Nuevo diseño del blog

He actualizado el blog como es evidente para cualquiera leyendo esta entrada. Se agradecen comentarios, as usual

06 mayo 2008

Cocky y la Gallardía

El otro día un buen amigo, enfermo por seguir mejorando su ya buen inglés (otro día hablaremos de lo buenas que son las obsesiones) y que comparte apellido (creo que a su pesar) con un ex presidente y un gran parecido físico y me permitiría deir que hasta psicológico con Arturo Pérez Reverte (no soy el único que se lo ha dicho) me escribió un correo en el que me llamaba cariñosamente "cocky", palabra que acaba de incorporar a su amplio vocabulario y que se refiere a alguien que por su seguridad, ofende.

Intercambiamos un par de correos que dos caballeros británicos habrían resumido en "No offense meant"... "none taken".

En uno de ellos le recordaba yo que el origen de cocky es cock (gallo). En español gallo deriva en "gallito" una muy buena traducción de cocky, (ambas tienen un leve sentido peyorativo ya que describen una seguridad que resulta molesta u ofensiva para otros) pero también derivó en Gallardo, apellido que llevo con donosura y porte adecuados al desafío y responsabilidad implícitos. Lo último con el apellido Gallardo son mis sobrinos por parte de mis primos y un modelo de la casa Lamborghini.... Ahí es nada.

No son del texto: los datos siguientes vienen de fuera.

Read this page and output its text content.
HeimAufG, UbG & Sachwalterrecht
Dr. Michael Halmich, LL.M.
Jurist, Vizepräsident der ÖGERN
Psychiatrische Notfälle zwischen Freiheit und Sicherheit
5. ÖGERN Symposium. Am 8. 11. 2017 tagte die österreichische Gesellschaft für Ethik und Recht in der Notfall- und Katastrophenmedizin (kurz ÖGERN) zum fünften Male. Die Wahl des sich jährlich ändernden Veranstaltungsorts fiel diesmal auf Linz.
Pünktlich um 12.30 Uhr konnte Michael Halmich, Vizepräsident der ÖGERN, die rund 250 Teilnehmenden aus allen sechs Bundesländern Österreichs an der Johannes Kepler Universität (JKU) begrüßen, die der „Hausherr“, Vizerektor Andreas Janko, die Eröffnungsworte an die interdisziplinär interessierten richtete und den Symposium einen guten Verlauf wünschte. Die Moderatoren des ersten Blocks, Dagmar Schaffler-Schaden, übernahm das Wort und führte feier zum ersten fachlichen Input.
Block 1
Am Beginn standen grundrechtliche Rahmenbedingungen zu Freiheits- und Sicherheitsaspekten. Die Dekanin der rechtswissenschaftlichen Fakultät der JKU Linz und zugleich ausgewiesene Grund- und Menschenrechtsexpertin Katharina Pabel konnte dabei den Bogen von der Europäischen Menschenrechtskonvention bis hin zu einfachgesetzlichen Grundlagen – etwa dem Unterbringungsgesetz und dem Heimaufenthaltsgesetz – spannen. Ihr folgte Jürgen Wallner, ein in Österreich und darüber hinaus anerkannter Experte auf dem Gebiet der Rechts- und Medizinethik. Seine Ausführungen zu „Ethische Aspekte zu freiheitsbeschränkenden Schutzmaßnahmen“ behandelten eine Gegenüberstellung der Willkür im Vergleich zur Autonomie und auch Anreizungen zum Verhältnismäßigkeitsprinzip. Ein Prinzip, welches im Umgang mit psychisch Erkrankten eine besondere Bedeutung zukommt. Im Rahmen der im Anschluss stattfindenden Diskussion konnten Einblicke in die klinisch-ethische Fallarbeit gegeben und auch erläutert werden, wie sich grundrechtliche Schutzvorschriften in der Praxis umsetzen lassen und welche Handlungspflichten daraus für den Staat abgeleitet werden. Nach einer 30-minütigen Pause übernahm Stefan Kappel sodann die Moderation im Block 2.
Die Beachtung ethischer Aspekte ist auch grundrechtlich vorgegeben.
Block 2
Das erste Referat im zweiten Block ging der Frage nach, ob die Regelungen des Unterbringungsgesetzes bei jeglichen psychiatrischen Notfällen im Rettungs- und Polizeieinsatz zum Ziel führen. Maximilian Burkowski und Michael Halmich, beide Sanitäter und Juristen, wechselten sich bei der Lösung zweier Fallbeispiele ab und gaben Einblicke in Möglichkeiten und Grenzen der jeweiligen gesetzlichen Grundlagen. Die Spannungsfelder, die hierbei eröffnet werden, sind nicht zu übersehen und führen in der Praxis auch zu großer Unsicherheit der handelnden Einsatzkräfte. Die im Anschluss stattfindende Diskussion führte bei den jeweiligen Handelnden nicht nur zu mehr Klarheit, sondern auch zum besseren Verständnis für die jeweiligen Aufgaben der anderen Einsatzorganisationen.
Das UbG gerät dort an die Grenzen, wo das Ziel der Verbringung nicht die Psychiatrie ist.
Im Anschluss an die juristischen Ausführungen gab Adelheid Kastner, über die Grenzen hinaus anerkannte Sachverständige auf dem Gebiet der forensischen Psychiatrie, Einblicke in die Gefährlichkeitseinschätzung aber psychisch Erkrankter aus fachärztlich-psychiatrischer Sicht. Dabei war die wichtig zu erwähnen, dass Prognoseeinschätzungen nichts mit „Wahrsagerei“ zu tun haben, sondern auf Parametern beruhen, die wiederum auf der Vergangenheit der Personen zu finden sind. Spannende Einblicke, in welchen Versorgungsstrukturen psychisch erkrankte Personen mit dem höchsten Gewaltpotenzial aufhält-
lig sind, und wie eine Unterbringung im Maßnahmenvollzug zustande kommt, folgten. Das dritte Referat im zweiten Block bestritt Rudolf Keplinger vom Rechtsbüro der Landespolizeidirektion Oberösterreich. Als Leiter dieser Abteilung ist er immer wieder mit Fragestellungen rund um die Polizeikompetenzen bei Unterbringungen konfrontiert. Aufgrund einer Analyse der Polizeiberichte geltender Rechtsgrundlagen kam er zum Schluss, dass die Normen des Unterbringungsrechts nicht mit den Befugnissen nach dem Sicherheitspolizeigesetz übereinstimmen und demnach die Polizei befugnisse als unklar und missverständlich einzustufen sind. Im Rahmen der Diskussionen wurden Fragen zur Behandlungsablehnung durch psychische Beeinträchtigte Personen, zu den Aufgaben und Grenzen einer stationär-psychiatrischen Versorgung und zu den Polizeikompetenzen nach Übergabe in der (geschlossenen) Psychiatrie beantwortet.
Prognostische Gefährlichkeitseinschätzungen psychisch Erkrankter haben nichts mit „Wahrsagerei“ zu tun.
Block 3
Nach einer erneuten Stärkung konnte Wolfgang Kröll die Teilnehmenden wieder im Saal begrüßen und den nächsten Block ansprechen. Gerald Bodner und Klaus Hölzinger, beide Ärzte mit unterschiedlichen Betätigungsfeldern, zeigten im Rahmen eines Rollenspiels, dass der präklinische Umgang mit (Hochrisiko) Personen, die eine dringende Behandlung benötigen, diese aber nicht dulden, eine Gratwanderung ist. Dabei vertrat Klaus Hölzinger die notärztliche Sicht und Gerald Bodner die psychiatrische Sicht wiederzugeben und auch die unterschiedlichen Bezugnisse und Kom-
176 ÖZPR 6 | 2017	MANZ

Lo bueno de la gallardía es que habla de cómo se comporta uno (valor y esfuerzo en el obrar) y de su justa recompensa por el sexo opuesto (generalmente el femenino, digo generalmente porque ahora no se sabe nunca) (aspecto agradable y elegancia en el movimiento "su gallardía atraía a las mujeres").

A mi abuelo le hubiera encantado leer esta parrafadita.